Excerpt: Lukos Heat
Najlah grumbled and shifted restlessly on the campfire until he found a more comfortable position, thinking longingly of his homeland, Tahjil. He hated Restuel’s winters. It did not seem fair that the cold was so much worse in the mountains that formed the northern border. He had thought the city wretchedly cold. The mountains were unbearable, like he had died and gone to the deepest levels of Eternal Torment.
Back home, it was all hot sand, hot sun, hot stones. Only natives could endure the brutal heat. When foreigners had begun arriving in droves, the dragons had struggled to keep the idiots from getting themselves killed.
He shifted again, hissing his discontent. The men closest to the fire regarded him sympathetically, and a couple built the fire up higher for him. Najlah thanked them with a soft rumble. To distract himself, he flicked his tongue out, tasting the air, but came away with nothing more than wintry forest, fire, and his companions, the cat and bird shifters that comprised their small unit of the Restuel Royal Shifter Corps.
It was frustrating to be so close to their goal only to be thwarted by the mass and might of the Shide Mountains. They had hoped to catch Kay sooner, but he had proven to be slicker than a brown scale bitch on the prowl.
Najlah tasted the air again—and jerked his head up with a spitting growl, alerting the others, sending embers and sparks flying into the air and out across the snow. Uncoiling his sinuous body, Najlah flexed his claws and sought for stable footing in the snowy ground. His black scales glistened wetly where they were struck by moonlight and flickering flames. Spikes sprang up down the length of his spine to the tip of his tail, drops of poison gleaming at their ends.
He growled loudly, baring his teeth as seven figures came out of the shadows, their scent the most feral thing he’d caught since leaving home. It was similar to dog, but sharper, untamed, with the bitter tang that always accompanied shifters. They also carried the smell of predators: the hot bite of blood and lust for the hunt. Najlah’s battle brothers were by no means soft, but they did not compare to these interlopers. Similar to dog and dwelling in the Shide Mountains… these could only be the wolves he’d heard about.
Najlah growled again and dug his claws into the snow, firming his protective stance, ready to attack on a moment. His companions might not have been the equal of these wolves, but to Najlah they would be little more than sand sprites.

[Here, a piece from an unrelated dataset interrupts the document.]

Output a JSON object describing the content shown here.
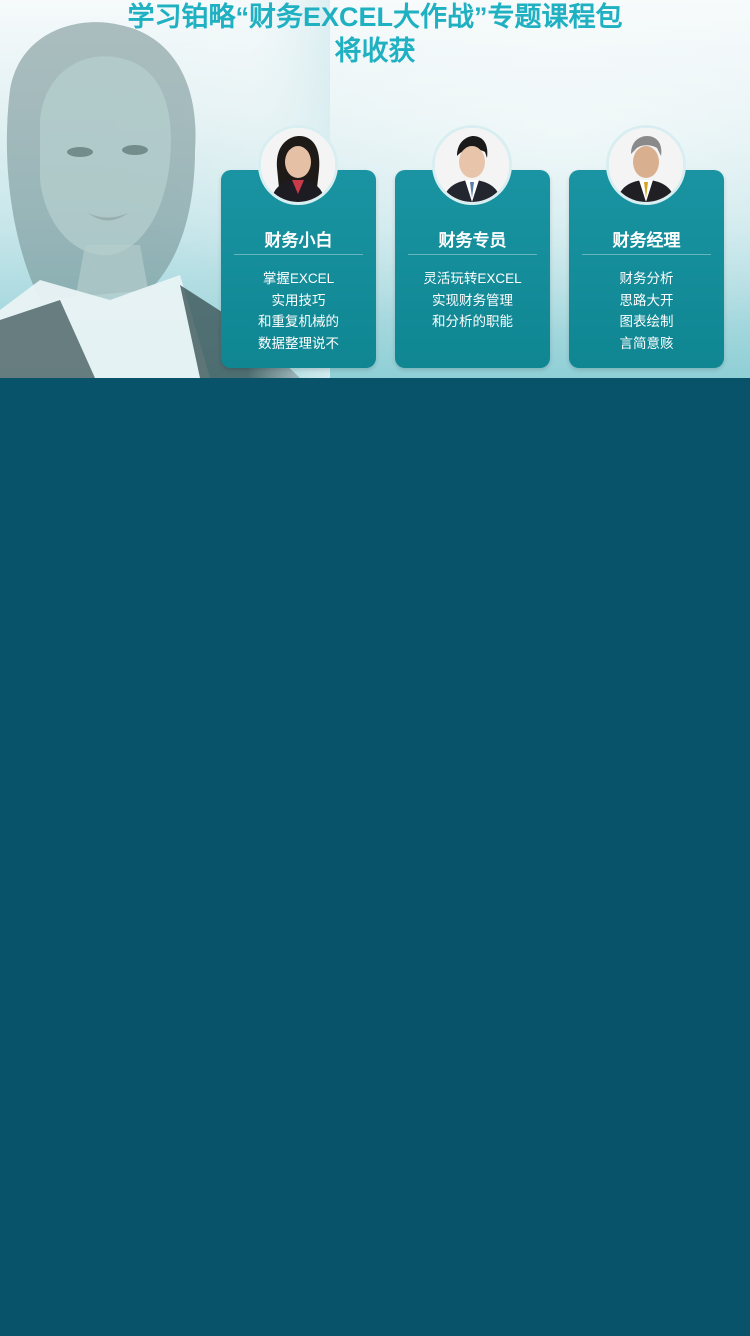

He was intrigued enough to let them live for the moment, but if they so much as twitched wrong he would happily break their bones, drink their blood, and feast on their flesh. It would warm him better than conversation.
The wolves growled back at him, hackles rising, but Najlah held his ground. They were large, reaching as high as his brothers’ hips, and obviously built to thrive in the Shide, but Najlah doubted they knew how to fight a dragon. The foremost of them, a wolf of pure black with eyes the same silver-gold as the moon, stepped forward and barked, then let his tongue loll.
Unimpressed, Najlah turned to Fayth, the captain and his brother-in-law, for orders. “Stand down,” Fayth said, motioning to Najlah and the others before turning to the wolves. “You’re slow, Lukos. I expected you to find us hours ago.”
The lead wolf barked again, and the air grew thick with the tang of wild magic as the Lukos began to shift into their human forms.
Najlah huffed and began his own shift. He did not particularly care if everyone thought him rude if he did not shift, but he would not reflect poorly on his battle brothers. Not that shifting really made much difference in the end. Unlike most shifters, dragons did not have a completely human-looking form. Such a fragile form would get them killed in Tahjil.
Shifted, he stood about as tall as most of his brothers, shorter than the towering Fayth. He was slender, but well-muscled, and his skin was as black as the scales that still covered the majority of his body. His head was smooth, jaw shaped to accommodate his fangs. Even in his human-like form he could not speak because his forked tongue remained, and his teeth were too many, too long, too sharp, for him to speak Restuelen. He flexed his hands, examining his poisonous claws and retracting them when he was satisfied. He hated the softness of his human-like skin where the scales did not protect it, and he sorely missed having a tail.
Even with the heavy warming stone around his neck, Najlah could feel the cold biting. He wanted badly to crawl back into the campfire. Stupid wolves forcing him to abandon the only real warmth he had against the detestable cold. One of his battle brothers brought him a heavy cloak and Najlah rumbled in thanks. Wrapping himself in it, moving closer to the fire, he finally gave his full attention to the wolves.
Of all shifters, the Lukos were the most notorious; they stubbornly kept to themselves in the Shide Mountains, and very little was known about them. They were ferals—shifters with no close ties to humans or even other shifters. Dragons had been feral until a little less than a century ago; many still considered them feral. It troubled some of the other dragons, but Najlah had never cared. Why should the opinions of humans matter to him? He was a dragon, infinitely better.